De enige manier om deze schade te herstellen is door de buitenste gellaag en het onderliggende glasvezelmateriaal te verwijderen om toegang te krijgen tot de schade. Het wordt vervolgens gevuld met nieuwe hars en de gelcoat wordt gepatcht.
Het klinkt eenvoudig, maar tenzij je veel ervaring hebt met het werken met composieten, is het gemakkelijk om de situatie erger te maken. Als de boot een nieuwe verflaag krijgt, is het probleem van kleurafstemming geen probleem. Een patch in bestaande verf mengen is een kunstvorm en lichtere kleuren zijn veel gemakkelijker te matchen dan lichte of donkere verf.
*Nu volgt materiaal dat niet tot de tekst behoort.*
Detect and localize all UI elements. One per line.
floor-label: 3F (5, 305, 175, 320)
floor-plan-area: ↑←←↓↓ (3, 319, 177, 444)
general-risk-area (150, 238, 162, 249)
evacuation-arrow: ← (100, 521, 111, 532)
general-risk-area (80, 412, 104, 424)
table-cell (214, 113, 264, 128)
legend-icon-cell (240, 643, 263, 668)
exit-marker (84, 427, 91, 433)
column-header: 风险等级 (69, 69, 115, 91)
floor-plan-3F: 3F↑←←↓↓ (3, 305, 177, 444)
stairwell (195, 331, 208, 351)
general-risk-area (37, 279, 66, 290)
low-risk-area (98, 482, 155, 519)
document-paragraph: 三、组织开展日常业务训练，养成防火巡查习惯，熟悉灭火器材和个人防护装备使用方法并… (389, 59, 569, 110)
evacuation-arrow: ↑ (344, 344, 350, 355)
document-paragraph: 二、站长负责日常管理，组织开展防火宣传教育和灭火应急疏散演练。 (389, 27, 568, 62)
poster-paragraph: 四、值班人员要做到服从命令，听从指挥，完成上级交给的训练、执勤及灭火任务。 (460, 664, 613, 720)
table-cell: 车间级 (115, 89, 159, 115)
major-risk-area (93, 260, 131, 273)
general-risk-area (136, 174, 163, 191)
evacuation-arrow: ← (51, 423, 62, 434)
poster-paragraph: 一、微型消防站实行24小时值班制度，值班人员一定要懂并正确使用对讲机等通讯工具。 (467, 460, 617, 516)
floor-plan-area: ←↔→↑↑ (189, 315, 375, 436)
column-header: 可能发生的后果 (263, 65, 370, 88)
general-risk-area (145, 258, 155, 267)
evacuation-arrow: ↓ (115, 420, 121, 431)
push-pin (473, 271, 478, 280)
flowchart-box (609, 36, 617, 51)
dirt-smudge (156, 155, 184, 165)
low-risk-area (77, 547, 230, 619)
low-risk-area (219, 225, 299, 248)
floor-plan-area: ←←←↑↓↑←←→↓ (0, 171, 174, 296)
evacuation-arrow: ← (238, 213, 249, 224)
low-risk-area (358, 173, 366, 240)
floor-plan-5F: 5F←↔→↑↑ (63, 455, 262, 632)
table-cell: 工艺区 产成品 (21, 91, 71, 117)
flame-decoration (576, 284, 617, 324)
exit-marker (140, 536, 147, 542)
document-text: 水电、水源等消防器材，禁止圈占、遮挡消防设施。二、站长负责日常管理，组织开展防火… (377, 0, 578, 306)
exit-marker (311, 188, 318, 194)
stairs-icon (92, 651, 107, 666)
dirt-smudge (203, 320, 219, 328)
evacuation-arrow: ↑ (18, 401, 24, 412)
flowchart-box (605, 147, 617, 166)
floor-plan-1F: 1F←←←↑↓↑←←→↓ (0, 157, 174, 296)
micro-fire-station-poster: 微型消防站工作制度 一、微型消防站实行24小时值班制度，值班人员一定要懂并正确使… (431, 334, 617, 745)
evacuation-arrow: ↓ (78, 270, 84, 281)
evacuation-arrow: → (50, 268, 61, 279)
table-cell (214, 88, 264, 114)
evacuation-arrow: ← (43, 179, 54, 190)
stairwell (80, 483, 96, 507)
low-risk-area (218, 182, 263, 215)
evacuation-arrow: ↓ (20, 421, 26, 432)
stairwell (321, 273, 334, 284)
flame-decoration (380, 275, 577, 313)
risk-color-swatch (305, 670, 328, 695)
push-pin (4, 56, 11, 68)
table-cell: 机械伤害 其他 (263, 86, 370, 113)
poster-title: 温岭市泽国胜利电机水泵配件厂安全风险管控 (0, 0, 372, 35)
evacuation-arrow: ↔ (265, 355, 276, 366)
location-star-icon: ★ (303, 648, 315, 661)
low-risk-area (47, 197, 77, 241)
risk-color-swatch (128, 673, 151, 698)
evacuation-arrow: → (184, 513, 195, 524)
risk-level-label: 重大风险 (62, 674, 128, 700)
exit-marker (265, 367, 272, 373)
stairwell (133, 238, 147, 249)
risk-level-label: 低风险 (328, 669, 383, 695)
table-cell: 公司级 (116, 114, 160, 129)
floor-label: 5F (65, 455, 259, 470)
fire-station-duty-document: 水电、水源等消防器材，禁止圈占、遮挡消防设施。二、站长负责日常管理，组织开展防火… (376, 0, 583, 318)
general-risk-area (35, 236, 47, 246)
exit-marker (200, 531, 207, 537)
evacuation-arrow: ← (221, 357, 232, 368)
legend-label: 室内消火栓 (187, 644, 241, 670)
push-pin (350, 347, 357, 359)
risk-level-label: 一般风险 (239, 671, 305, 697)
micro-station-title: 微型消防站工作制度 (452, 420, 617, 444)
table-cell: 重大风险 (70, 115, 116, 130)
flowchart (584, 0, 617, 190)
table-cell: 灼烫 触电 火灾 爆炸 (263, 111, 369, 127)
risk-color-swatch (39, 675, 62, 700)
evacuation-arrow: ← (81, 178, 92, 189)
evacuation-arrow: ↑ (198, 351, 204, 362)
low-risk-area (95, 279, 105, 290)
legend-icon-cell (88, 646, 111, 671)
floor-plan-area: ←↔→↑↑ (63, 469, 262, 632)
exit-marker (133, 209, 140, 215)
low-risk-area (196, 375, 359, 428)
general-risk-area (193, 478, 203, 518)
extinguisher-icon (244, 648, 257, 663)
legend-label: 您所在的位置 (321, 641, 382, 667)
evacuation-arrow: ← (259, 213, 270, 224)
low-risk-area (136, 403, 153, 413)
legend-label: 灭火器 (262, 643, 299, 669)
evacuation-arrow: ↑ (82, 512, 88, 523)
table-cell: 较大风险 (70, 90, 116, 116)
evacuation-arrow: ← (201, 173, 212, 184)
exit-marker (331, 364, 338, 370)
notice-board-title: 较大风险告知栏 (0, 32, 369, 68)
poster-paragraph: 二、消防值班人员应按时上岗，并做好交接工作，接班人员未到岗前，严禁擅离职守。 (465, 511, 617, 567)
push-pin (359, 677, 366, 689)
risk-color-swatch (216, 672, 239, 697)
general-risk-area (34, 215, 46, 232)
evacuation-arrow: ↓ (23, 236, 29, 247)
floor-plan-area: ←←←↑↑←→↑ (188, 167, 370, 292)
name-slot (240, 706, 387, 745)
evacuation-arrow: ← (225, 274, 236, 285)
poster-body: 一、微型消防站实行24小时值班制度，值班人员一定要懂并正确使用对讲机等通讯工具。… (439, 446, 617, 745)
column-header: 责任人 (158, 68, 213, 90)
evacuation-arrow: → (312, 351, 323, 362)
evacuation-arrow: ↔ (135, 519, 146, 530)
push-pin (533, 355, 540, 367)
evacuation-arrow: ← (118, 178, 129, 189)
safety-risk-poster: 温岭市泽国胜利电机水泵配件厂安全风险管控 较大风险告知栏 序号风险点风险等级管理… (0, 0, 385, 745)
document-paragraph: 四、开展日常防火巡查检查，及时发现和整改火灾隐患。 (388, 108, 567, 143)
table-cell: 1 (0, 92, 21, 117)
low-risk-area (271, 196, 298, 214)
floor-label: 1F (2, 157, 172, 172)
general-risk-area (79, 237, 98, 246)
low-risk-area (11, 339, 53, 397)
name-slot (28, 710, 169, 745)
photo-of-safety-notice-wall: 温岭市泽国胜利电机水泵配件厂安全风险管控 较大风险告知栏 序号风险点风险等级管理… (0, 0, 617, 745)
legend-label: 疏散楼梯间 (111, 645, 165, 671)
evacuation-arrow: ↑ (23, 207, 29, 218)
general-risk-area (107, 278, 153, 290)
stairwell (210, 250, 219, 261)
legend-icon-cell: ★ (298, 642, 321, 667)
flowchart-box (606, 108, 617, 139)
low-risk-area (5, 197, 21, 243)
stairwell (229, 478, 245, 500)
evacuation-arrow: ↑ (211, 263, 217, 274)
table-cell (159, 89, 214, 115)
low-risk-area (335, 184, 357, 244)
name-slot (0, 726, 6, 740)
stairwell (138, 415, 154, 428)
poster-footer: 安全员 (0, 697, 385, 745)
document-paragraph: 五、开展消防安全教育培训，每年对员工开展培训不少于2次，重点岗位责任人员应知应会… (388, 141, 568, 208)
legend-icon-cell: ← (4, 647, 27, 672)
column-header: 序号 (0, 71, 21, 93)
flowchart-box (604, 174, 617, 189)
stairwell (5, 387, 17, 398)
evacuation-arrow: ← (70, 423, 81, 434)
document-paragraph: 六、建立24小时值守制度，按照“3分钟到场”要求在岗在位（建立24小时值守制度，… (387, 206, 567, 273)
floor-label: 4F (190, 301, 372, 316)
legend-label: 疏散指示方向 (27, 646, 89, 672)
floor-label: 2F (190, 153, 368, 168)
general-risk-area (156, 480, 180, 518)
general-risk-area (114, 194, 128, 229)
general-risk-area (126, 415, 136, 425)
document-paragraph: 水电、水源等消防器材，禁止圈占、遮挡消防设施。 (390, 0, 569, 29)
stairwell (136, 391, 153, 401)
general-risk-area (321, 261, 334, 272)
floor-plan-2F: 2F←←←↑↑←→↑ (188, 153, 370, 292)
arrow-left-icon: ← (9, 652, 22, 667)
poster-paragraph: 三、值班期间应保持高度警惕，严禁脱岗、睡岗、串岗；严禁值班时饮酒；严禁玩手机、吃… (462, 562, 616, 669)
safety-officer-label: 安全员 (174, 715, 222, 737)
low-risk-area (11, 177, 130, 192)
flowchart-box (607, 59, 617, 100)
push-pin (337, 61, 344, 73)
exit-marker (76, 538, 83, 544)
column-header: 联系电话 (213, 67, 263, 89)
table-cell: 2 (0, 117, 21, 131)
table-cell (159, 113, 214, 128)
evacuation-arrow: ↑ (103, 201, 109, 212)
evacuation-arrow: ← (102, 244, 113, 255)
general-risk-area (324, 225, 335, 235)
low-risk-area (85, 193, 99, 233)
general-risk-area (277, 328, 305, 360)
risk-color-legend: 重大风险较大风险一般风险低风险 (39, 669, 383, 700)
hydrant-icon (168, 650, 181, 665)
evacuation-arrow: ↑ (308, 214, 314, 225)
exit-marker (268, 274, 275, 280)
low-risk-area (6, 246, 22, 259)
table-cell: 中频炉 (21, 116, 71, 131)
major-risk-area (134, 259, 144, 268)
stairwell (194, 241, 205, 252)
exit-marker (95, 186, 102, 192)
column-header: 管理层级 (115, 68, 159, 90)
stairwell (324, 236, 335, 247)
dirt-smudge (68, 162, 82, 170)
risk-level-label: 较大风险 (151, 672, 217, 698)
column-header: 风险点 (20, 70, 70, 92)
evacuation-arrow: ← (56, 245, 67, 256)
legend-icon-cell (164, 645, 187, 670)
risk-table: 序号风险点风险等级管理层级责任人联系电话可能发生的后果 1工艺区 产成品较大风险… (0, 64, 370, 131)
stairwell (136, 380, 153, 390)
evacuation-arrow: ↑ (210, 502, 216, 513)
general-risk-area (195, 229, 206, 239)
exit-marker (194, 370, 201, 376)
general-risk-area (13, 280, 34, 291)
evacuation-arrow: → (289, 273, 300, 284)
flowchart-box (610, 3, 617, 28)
Mechanische hechting is het grootste probleem, omdat de nieuwe pleister alleen via kleefeigenschappen met de romp is verbonden. Dezelfde trillingen die kleine scheuren vormden, zorgen ervoor dat de grens van de pleister losser wordt. Sommige blisterreparatie omvat het boren van een paar zeer kleine gaten en het injecteren van een epoxyverbinding. De blister wordt dan samengedrukt terwijl de epoxy uithardt. Hierdoor kan de patch een meer geïntegreerd deel van de romp worden.
Mariene groei kan de gellaag binnendringen en water in het structurele gebied toelaten. Een schone bodem houden en een aangroeiwerende verf gebruiken is de belangrijkste stap.